A pouca luz do lampião somada ao barulho infernal de samba que vinha da rua dificultavam a leitura do velho. Mais o fogo fraco que a folia, mas ele preferia por a culpa nos da rua, tanto que tomou a bengala e foi ate a janela tirar satisfação. Ele nunca fora de criar caso, mas tudo tem um limite e esse foi ultrapassado quando os carnavalescos passaram a tocar sem a menor preocupação com o ritmo. Abriu a janela e não encontrou o que esperava. Na verdade, não encontrou nada, pois a rua, a cidade, e quem sabe o mundo estava coberto por uma nuvem rasteira. Então voltou para a poltrona, pegou o livro e tentou ler mais algumas páginas. Foi em vão, o seu coração disparado repassava a inquietação para os olhos, que não conseguiram mais se fixar em ponto algum. Ora olhavam a janela aberta e a neblina que entrava em seu apartamento, ora olhavam o livro na tentativa de concluir a leitura, ora passavam pelo fogo do lampião, cada vez menos brilhante. Fez-se silencio na rua. O velho fechou os olhos para tranqüilizar a alma.
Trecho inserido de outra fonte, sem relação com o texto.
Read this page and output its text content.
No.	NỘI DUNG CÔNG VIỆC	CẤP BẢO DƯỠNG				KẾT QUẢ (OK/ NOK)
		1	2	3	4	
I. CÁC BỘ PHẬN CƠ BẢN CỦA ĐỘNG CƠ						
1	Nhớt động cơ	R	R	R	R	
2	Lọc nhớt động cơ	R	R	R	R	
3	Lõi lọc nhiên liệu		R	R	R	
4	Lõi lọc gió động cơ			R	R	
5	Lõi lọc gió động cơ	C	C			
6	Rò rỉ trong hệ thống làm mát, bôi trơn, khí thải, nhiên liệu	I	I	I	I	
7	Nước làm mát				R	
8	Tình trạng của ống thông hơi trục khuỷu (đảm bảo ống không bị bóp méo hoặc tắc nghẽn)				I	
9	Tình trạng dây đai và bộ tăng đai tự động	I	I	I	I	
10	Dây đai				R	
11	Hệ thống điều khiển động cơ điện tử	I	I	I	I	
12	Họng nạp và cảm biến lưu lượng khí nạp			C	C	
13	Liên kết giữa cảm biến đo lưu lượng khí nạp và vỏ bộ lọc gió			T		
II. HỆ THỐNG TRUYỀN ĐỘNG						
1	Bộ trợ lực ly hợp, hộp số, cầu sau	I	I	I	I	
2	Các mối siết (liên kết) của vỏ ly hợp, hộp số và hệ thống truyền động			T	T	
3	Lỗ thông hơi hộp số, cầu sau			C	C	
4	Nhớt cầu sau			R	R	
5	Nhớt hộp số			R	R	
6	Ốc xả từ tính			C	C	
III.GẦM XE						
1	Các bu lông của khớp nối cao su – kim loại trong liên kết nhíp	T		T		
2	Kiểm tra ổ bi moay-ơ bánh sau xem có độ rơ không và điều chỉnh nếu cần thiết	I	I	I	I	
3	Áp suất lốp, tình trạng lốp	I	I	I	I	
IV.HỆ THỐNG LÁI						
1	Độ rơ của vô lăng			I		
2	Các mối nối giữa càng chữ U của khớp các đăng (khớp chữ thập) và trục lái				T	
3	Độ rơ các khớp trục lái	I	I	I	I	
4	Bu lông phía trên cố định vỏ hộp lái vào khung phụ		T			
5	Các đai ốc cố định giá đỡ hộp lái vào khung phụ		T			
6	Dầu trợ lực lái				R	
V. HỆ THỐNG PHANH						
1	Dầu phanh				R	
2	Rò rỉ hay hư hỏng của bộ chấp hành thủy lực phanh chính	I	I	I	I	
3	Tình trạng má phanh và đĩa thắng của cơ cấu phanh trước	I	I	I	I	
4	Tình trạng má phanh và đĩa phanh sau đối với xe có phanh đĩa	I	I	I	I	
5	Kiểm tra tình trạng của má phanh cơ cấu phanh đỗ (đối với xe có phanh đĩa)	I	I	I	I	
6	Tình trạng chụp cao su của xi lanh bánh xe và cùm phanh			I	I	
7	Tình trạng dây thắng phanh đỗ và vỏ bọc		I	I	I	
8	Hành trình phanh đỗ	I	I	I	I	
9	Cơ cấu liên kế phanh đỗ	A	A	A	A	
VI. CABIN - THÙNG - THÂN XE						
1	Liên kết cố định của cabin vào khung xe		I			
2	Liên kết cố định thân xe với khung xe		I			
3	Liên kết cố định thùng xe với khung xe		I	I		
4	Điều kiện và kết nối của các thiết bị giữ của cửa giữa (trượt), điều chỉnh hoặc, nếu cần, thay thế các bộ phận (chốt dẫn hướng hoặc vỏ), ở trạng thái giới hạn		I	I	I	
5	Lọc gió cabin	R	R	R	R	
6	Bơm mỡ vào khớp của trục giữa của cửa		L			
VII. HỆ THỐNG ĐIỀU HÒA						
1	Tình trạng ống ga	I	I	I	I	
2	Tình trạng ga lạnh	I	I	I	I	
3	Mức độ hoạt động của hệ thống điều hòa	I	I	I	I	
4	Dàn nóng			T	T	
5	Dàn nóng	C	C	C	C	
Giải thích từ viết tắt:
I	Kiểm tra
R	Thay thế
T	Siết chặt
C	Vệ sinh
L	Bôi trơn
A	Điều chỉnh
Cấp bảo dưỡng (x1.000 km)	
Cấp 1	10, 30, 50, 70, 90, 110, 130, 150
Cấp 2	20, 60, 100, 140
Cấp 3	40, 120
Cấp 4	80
Nessas circunstancias, veio em sua mente o final do conto. Não se sabe se por lapsos na memória ou pela carência do estilo, aquela historia, que lhe causava risos, pareceu trágica, estúpida. Sentiu uma fisgada no peito. Entra na sala um ruído longo e estridente – eram as trombetas do apocalipse. O Cap. abriu os olhos, mas a imagem era turva. Passou a mão nas vistas para tirar o embaço, que insistiu em ficar. A chama, que avermelhava a neblina, parecia sentir o frio do ambiente e se acovardava. Outros sons, gritos de desespero, choro e ranger de dentes – os dentes do Capitão – invadiam o apartamento. Este já não parecia tão familiar, suas dimensões oscilavam do infinito ao tamanho de uma caixa. Os livros se perdiam no espaço e do chão surgiam enormes cordilheiras formando um cerco. Agora, eram os cavaleiros que se aproximavam com suas espadas de fogo – foi possível ouvir sua cavalgada e ver a luz de suas laminas. Um coral celestial anunciou a chegada do Juiz.
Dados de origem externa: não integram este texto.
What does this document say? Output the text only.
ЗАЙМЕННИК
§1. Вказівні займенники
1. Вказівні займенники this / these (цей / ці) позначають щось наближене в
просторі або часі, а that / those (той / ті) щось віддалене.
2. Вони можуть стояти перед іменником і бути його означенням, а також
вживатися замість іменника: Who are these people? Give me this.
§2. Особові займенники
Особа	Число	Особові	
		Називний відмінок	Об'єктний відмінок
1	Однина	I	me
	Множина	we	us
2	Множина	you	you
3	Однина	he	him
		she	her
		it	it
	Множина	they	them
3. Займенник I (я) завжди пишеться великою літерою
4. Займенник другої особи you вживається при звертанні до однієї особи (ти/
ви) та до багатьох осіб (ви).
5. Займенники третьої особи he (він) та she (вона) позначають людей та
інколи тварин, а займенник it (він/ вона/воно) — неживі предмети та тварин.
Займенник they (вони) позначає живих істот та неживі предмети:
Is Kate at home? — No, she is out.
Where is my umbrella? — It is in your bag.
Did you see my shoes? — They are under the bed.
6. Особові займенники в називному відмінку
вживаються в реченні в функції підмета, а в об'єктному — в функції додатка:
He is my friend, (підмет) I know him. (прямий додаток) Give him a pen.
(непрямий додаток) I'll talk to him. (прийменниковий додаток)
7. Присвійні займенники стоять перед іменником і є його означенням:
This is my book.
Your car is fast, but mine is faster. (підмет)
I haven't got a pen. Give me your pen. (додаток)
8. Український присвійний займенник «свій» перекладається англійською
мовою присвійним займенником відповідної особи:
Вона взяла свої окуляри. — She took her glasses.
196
O Cap. Carlos Alvarenga sentiu uma dor fina, uma agulhada quente que lhe subia pelas costas. Com o rosto transfigurado pela dor ele segurou firme sua bengala e arriscou alguns passos em direção a janela. A intenção era fechá-la para que a credulidade daquela gente e a maldição imposta sobre ela, quer seja pelo céu quer seja pelo inferno, não viesse afligir quem nada tinha com isso. Mas a cada movimento realizado com custo pelo velho, dobrava a distancia, mais forte cantavam os anjos e gritavam os demônios. A janela era apenas um ponto no vazio, rodeada de montanhas angulosas e sombrias. Deu mais um passo, abriu-se uma vala, pisou em falso, vacilou a bengala e caiu para não mais levantar. Olhou para traz e viu o lampião a menos de um metro. O seu vidro sujo pela fuligem pareceu adorável ao velho capitão. Pode ver aquele pavio sustentando o fogo que logo se apagaria: era chegado o fim.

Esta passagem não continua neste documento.